Dahulu apabila ada orang yang datang ingin menemui Nabi ﷺ dan ia mendapatkan seorang pemandu di Madinah, maka ia akan diajak singgah di rumah pemandunya tersebut. Dan bagi yang tidak mendapatkan seorang pemandu, ia akan singgah bersama para penghuni komplek tersebut.
Abu Hurairah Radhiyallahu ‘anhu adalah pemimpin orang-orang yang tinggal di komplek As-Shuffah, baik yang menetap maupun yang hanya ingin sementara. Jika Nabi ﷺ ingin mengundang mereka, beliau cukup berpesan kepada Abu Hurairah karena dialah yang mengenal mereka berikut kedudukan mereka dalam ibadah dan perjuangan.[2]
Hukum Mengungsi di Masjid
Bila ada kaum Muslimin yang tertimpa musibah yang mengakibatkan mereka kehilangan tempat tinggal seperti bencana, banjir, gempa dan kebakaran rumah atau yang lainnya, maka tidak mengapa mereka mengungsi untuk sementara waktu di masjid bila tidak mendapatkan tempat lain sama sekali.
Ini merujuk kepada praktek Nabi ﷺ di masa lalu dalam menampung para Muhajirin yang belum memiliki rumah saat awal hijrah ke Madinah, di Masjid Nabawi. Ini merupakan salah satu fungsi sosial masjid yang diakui dalam Islam. Wallahu a’lam.[3]

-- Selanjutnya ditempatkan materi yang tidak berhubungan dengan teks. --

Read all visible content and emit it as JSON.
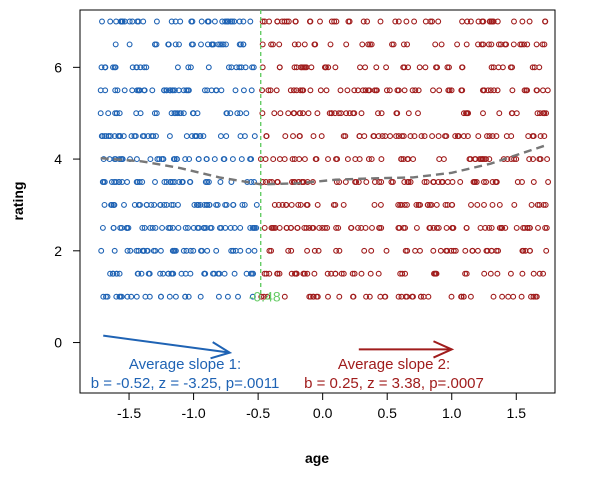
{
  "chart_data": {
    "type": "scatter",
    "title": "",
    "xlabel": "age",
    "ylabel": "rating",
    "xlim": [
      -1.88,
      1.8
    ],
    "ylim": [
      -1.1,
      7.25
    ],
    "x_ticks": [
      -1.5,
      -1.0,
      -0.5,
      0.0,
      0.5,
      1.0,
      1.5
    ],
    "x_tick_labels": [
      "-1.5",
      "-1.0",
      "-0.5",
      "0.0",
      "0.5",
      "1.0",
      "1.5"
    ],
    "y_ticks": [
      0,
      2,
      4,
      6
    ],
    "y_tick_labels": [
      "0",
      "2",
      "4",
      "6"
    ],
    "grid": false,
    "legend": "none",
    "breakpoint": {
      "x": -0.48,
      "label": "-0.48",
      "color": "#66cc66"
    },
    "series": [
      {
        "x_range": [
          -1.72,
          -0.5
        ],
        "y_values": [
          1,
          1.5,
          2,
          2.5,
          3,
          3.5,
          4,
          4.5,
          5,
          5.5,
          6,
          6.5,
          7
        ],
        "color": "#1f63b4",
        "marker": "open-circle"
      },
      {
        "x_range": [
          -0.48,
          1.75
        ],
        "y_values": [
          1,
          1.5,
          2,
          2.5,
          3,
          3.5,
          4,
          4.5,
          5,
          5.5,
          6,
          6.5,
          7
        ],
        "color": "#a01c1c",
        "marker": "open-circle"
      }
    ],
    "trend": {
      "style": "dashed",
      "color": "#777777",
      "x": [
        -1.72,
        -1.4,
        -1.1,
        -0.8,
        -0.48,
        -0.2,
        0.1,
        0.4,
        0.7,
        1.0,
        1.3,
        1.75
      ],
      "y": [
        4.02,
        3.95,
        3.8,
        3.6,
        3.45,
        3.47,
        3.55,
        3.58,
        3.6,
        3.7,
        3.9,
        4.32
      ]
    },
    "annotations": [
      {
        "line1": "Average slope 1:",
        "line2": "b = -0.52, z = -3.25, p=.0011",
        "color": "#1f63b4",
        "arrow_from": [
          -1.7,
          0.15
        ],
        "arrow_to": [
          -0.72,
          -0.22
        ]
      },
      {
        "line1": "Average slope 2:",
        "line2": "b = 0.25, z = 3.38, p=.0007",
        "color": "#a01c1c",
        "arrow_from": [
          0.28,
          -0.15
        ],
        "arrow_to": [
          1.0,
          -0.15
        ]
      }
    ]
  }
}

Namun demikian, para pengungsi yang berada di masjid harus tetap menjaga adab-adab masjid selama berada di sana. Karena masjid jelas berbeda dengan tempat lainnya. Masjid harus dijaga dari segala hal yang bisa menodai kesuciannya dan tidak layak dengan keagungannya.
Misalnya saja, tidak boleh menyetel musik, berteriak-teriak, perbuatan mudharat, bertengkar, kegiatan yang mengganggu kekhusyu’an ibadah, transaksi bisnis, mengeluarkan suara keras dan mengotori masjid.
Untuk itu takmir pengelola masjid perlu melakukan sosialisasi adab-adab masjid kepada para pengungsi untuk memastikan bahwa mereka mengetahui seluruh adab tersebut dan menjaganya dengan baik selama berada di masjid.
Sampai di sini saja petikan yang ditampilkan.